Would you be willing to post your rep-seqs-rename.qza file here so we can take a look?

Dear Colin:

Thank you very much for your soon reply! Attached is the 18s mitags rep-seqs-rename.qza,sklearn result taxonomy_sklearn.qza and vsearch result classification.qza. I hope it helpful.
rep-seqs-rename.qza (388.1 KB)
taxonomy_sklearn.qza (304.4 KB)
classification.qza (191.7 KB)

1 Like

Thank you for sharing those files!

What happened after dada2-rep-seqs.qza
that lead to the file phyloseq/rep-seqs-rename.qza?

Hopefully one of the mods or staff members can take a look at this and offer advice. I'm booked next week but can follow up after that.

Dear Colin:

Thanks for your reply!

Since the ASV names obtained through the degenosing step are irregular, I manually reannotated the ASV names in dada2-rep-seqs without changing the sequence.

1 Like

Okay.

While I'm learning more, what primers did you use?

Sorry for the late reply, I ran some tests on my 18s data and it took some time... (And my V8V9 mitags are extracted using hmm models so primers are not the same...)

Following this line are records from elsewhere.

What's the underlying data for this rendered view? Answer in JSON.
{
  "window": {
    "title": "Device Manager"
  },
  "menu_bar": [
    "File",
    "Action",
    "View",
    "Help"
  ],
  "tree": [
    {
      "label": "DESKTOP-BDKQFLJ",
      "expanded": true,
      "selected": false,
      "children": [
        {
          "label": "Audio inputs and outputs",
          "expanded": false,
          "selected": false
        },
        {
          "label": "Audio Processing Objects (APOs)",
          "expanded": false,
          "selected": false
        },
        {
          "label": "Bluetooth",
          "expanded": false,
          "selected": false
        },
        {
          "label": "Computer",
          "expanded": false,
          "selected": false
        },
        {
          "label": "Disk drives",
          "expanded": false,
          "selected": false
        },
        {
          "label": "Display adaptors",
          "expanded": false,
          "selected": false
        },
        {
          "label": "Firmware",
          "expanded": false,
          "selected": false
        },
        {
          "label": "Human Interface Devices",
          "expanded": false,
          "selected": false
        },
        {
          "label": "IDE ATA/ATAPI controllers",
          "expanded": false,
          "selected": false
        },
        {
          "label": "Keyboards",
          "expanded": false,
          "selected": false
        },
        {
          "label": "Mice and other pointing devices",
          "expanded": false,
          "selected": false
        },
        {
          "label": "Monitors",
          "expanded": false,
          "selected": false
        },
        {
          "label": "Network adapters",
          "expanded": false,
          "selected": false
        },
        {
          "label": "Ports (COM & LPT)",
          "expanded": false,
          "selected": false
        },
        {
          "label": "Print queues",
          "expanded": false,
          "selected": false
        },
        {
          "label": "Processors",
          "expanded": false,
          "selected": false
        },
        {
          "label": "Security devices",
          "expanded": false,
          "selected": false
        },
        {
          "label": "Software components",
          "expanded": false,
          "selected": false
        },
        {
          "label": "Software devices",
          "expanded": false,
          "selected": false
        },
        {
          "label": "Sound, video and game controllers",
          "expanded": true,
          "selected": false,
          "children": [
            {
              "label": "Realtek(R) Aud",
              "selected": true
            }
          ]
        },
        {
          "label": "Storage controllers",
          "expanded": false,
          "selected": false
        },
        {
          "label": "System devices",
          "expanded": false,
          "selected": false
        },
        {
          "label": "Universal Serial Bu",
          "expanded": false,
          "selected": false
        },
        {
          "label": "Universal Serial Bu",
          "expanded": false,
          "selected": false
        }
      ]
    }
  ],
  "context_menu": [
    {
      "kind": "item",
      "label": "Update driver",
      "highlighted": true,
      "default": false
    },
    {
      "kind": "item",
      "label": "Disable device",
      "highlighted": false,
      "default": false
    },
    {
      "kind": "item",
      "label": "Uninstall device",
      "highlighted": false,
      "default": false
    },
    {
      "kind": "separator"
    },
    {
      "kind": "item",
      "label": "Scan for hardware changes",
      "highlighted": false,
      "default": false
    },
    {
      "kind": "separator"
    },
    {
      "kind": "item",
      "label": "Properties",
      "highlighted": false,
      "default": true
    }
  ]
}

My tests are as follows: I added some 18srrna samples and combined them with the previous dna samples for degnosing. Then I annotated the eukaryotic data with pr2 instead of silva.

The vsearch results showed that some samples could be well classified. However, some are still 50% unclassified (as shown in the figure), and since the extraction process of mitag is all extracted using the same script , I suspect that there is something wrong with the sequencing results of the samples (although I don't know what causes so many sequences to be unannotated)...


But I think there is no problem with my qiime2 process, the problem is before running qiime.

1 Like

Can you share the command you used to do this outside of Qiime2?